Le storyteller est ce personnage de l’ombre qui rôde dans toutes les histoires. Son talent pour raconter est utilisé comme technique de communication politique, marketing ou managériale afin de promouvoir une idée, un produit, une marque. Mais son point différenciant avec la pure argumentation commerciale réside dans l’art du storytelling. Avec beaucoup de style, ce conteur se connecte au cerveau émotionnel pour en éveiller les sens. Sachant susciter l’attention, son pouvoir de séduction est un véritable aimant à émotions, favorisant le processus d’identification. Pour articuler son récit, son savoir-faire s’apparente à celui d’un scénariste. Mais le recours à la fiction fait-il de ce narrateur un artiste de la duplicité ? La vérité si je mens !
L’art du Storytelling, la connexion au cerveau émotionnel
C’est dans la tête, Docteur ! Pendant longtemps, le concept du système limbique comme siège des émotions, proposé par MacLean, s’est imposé chez les scientifiques.

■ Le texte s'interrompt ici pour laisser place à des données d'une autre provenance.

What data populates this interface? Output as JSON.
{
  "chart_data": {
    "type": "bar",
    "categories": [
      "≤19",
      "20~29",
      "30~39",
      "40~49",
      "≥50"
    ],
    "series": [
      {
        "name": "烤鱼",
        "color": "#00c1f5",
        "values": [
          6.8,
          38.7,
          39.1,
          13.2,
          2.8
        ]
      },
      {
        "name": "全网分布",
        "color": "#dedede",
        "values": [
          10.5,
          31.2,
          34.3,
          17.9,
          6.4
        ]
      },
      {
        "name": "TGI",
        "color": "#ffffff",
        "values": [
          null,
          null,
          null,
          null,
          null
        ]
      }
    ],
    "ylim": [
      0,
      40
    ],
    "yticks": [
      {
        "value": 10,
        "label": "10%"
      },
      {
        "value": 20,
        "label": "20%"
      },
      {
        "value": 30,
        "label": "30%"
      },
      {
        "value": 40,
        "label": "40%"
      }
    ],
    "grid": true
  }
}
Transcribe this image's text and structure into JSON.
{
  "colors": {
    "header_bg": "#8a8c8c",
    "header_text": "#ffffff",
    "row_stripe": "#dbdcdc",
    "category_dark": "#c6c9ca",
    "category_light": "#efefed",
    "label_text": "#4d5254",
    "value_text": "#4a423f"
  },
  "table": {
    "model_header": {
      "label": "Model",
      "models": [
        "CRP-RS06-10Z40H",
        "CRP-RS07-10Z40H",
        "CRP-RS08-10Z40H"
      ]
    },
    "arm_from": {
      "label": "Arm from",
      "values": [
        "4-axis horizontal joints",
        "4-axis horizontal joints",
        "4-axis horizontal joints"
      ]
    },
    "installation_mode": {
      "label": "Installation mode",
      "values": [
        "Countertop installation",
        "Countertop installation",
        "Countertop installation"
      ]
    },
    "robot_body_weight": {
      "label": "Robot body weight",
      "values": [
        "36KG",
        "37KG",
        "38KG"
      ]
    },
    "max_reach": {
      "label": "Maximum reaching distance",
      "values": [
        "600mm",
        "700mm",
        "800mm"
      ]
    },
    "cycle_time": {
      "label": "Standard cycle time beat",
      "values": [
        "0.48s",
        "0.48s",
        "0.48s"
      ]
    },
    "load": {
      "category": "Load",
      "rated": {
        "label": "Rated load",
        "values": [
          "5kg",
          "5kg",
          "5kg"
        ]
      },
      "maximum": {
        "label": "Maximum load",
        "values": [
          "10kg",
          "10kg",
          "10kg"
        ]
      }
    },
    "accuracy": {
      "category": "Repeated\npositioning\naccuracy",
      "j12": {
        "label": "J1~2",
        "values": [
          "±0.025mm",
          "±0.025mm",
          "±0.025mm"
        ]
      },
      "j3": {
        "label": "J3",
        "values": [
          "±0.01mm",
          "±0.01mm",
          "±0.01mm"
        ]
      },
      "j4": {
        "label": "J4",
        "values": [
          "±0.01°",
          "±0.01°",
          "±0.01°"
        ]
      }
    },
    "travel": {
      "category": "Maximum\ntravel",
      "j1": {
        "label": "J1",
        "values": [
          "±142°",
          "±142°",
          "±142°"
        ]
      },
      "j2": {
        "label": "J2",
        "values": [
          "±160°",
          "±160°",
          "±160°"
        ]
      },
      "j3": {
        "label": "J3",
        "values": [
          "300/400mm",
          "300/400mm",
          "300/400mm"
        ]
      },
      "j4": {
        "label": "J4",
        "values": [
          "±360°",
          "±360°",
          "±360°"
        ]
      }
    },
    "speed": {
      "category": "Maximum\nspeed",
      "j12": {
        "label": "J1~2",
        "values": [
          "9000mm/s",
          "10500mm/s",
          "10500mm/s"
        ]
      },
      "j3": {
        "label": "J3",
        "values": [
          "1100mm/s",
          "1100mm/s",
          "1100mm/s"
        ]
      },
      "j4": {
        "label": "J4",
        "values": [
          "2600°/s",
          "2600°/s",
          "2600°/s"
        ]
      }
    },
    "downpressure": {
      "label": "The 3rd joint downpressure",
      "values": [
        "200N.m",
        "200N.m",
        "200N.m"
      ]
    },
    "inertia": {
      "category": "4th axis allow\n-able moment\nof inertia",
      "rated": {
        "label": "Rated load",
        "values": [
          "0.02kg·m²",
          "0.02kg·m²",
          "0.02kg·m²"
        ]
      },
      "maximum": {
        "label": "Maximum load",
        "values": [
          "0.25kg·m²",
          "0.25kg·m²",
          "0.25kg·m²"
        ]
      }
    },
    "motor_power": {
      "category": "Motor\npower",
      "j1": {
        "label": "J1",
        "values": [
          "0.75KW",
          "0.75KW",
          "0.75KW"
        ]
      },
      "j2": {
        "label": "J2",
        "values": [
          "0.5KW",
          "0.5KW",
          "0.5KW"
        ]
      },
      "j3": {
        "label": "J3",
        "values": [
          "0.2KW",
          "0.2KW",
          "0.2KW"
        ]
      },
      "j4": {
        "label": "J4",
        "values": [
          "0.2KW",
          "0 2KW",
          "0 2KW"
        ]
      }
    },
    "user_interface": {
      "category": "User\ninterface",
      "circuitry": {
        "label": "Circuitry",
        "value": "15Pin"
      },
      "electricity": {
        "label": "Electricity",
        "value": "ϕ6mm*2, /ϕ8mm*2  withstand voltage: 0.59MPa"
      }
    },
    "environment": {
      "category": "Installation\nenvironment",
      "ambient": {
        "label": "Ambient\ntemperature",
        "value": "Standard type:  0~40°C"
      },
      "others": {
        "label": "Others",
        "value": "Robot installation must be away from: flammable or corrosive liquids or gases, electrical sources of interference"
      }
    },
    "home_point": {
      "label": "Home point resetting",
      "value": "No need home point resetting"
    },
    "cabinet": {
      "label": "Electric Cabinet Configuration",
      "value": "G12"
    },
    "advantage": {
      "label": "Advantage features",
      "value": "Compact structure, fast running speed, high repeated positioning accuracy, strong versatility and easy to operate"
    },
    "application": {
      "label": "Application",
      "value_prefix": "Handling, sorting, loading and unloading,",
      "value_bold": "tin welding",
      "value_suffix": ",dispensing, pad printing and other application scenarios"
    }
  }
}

Aujourd’hui, cette idée est révolue et le cerveau émotionnel fait débat.
Pour simplifier, partons de la dichotomie raison versus émotion. Dans ce match de catch cérébral, la combattante de René Descartes va au tapis à chaque compétition ! Roger Schank, chercheur en sciences cognitives, explique cette suprématie émotionnelle par ce constat : « Les hommes ne sont pas idéalement conçus pour comprendre la logique, ils sont idéalement conçus pour comprendre les histoires. »
Rangez les calculettes, oubliez les équations mathématiques, la seule formule magique qui opère est le storytelling. Là où l’inconscient fonctionne à l’infini, le conscient à une mémoire tampon limitée. L’être humain mémorise des histoires et non des chiffres.
Comme un dernier uppercut à toute rationalité, la conscience, bien malgré elle, utilise également l’art de se raconter des histoires… pour justifier chacun de ses arbitrages. Gerald Zaltman, professeur à la Harvard Business School, affirme que 95 % de nos décisions d’achat se prennent inconsciemment. Sans aucune mauvaise foi, ce cerveau cartésien invente toujours des raisons pour justifier les choix inconscients.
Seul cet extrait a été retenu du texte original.